DÉCARBONATION DU TRANSPORT MARITIME, L’AFRIQUE APPELLE À UNE TRANSITION ÉQUITABLE
Responsable de 3 % des émissions mondiales de GES, le transport maritime vise la neutralité carbone d’ici 2050. L’OMI envisage une taxe carbone universelle, dont les modalités seront discutées du 7 au 11 avril à Londres.

Le secteur du transport maritime, responsable de 3 % des émissions mondiales de gaz à effet de serre (GES), s’est engagé à atteindre la neutralité carbone d’ici 2050. Pour accompagner cet objectif, l’Organisation maritime internationale (OMI) étudie l’instauration d’une taxe carbone universelle, dont les modalités seront discutées du 7 au 11 avril à Londres, avec une adoption prévue en octobre 2025. Si elle était fixée à 100 dollars par tonne, cette taxe pourrait générer près de 60 milliards de dollars par an, selon la Banque mondiale.
Mais cette transition suscite de nombreuses interrogations, notamment de la part des pays en développement. L’Afrique, en particulier, s’inquiète de l’impact d’une telle taxe sur ses économies, son commerce et sa sécurité alimentaire. Plusieurs études, dont l’analyse d’impact globale de l’OMI, soulignent que les pays les plus vulnérables pourraient subir des effets négatifs si les mesures proposées ne sont pas accompagnées de mécanismes d’équité.
Une opportunité à condition d’être équitable
Pourtant, cette transition est aussi perçue comme une chance de transformation.
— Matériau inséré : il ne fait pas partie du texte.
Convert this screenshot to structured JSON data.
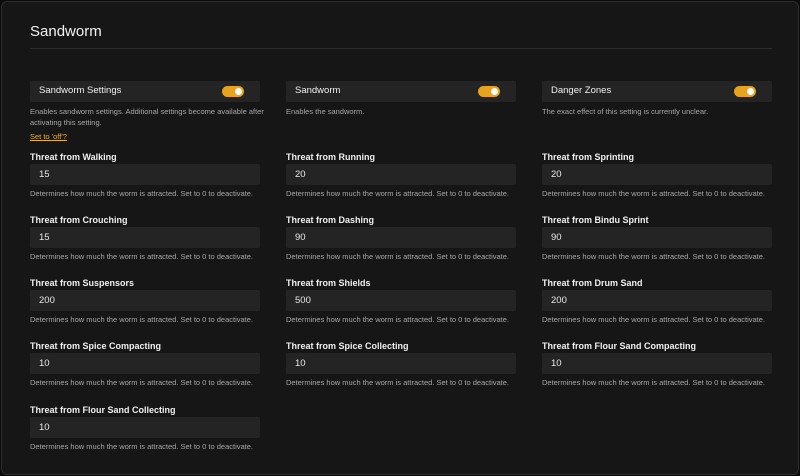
{
  "page": {
    "title": "Sandworm"
  },
  "toggles": [
    {
      "label": "Sandworm Settings",
      "on": true,
      "description": "Enables sandworm settings. Additional settings become available after activating this setting."
    },
    {
      "label": "Sandworm",
      "on": true,
      "description": "Enables the sandworm."
    },
    {
      "label": "Danger Zones",
      "on": true,
      "description": "The exact effect of this setting is currently unclear."
    }
  ],
  "reset_link": "Set to 'off'?",
  "help_text": "Determines how much the worm is attracted. Set to 0 to deactivate.",
  "fields": [
    {
      "label": "Threat from Walking",
      "value": "15"
    },
    {
      "label": "Threat from Running",
      "value": "20"
    },
    {
      "label": "Threat from Sprinting",
      "value": "20"
    },
    {
      "label": "Threat from Crouching",
      "value": "15"
    },
    {
      "label": "Threat from Dashing",
      "value": "90"
    },
    {
      "label": "Threat from Bindu Sprint",
      "value": "90"
    },
    {
      "label": "Threat from Suspensors",
      "value": "200"
    },
    {
      "label": "Threat from Shields",
      "value": "500"
    },
    {
      "label": "Threat from Drum Sand",
      "value": "200"
    },
    {
      "label": "Threat from Spice Compacting",
      "value": "10"
    },
    {
      "label": "Threat from Spice Collecting",
      "value": "10"
    },
    {
      "label": "Threat from Flour Sand Compacting",
      "value": "10"
    },
    {
      "label": "Threat from Flour Sand Collecting",
      "value": "10"
    }
  ],
  "colors": {
    "accent": "#e8a21f",
    "link": "#e8b33a",
    "background": "#161616",
    "input_bg": "#242424"
  }
}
L’Afrique possède d’immenses ressources pour produire des carburants propres, comme l’hydrogène vert, et jouer un rôle stratégique dans la décarbonation mondiale. Mais pour que cette opportunité se concrétise, les pays africains réclament des garanties : une redistribution équitable et transparente des revenus de la taxe, basée sur les besoins sociaux, climatiques et économiques ; des financements sous forme de subventions et non de prêts ; et des exemptions temporaires pour protéger leurs exportations et leur sécurité alimentaire.
Des voix africaines fortes
Plusieurs responsables africains ont exprimé leurs attentes à l’approche de la réunion cruciale de l’OMI.
« La décarbonisation du transport maritime n’est pas une option, mais un impératif », a affirmé Amb Ali Mohamed, envoyé spécial du Kenya pour le climat. « Mais elle ne doit pas se faire au détriment des économies africaines. Les fonds collectés doivent être redistribués sous forme de financements pour l’adaptation et la résilience. »
Pour Faten Aggad, directrice exécutive du Centre africain des politiques d’avenir, il est essentiel que « le principe du pollueur-payeur reste au cœur des discussions », avec des capitaux non porteurs d’intérêts affectés à des projets énergétiques et sociaux.
Stanley Raja Korshie Ahorlu, président de la Chambre de la marine marchande du Ghana, rappelle que l’Afrique dispose d’atouts majeurs : une population jeune, un vaste marché, des ressources naturelles abondantes. « Mais elle fait aussi face à des défis structurels : une flotte insuffisante, un déficit de formation maritime, des infrastructures portuaires sous-développées. La taxe carbone pourrait être un levier pour corriger ces déséquilibres. »
Une taxe mondiale, un enjeu commun
À mesure que l’OMI affine les contours de cette politique, une tendance se dessine : affecter une partie des recettes à la lutte contre le changement climatique dans les pays en développement, notamment les petits États insulaires et les pays les moins avancés. Eldine Glees, conseillère en politique maritime au Centre micronésien pour le transport durable, souligne que « la taxe mondiale sur le carbone est une occasion unique de transformer les risques climatiques en investissements durables. »
L’Afrique se mobilise donc pour que la transition verte du transport maritime soit aussi une transition juste. Elle réclame une politique cohérente, ambitieuse, mais surtout inclusive, afin de ne pas creuser davantage les inégalités économiques et climatiques à l’échelle mondiale.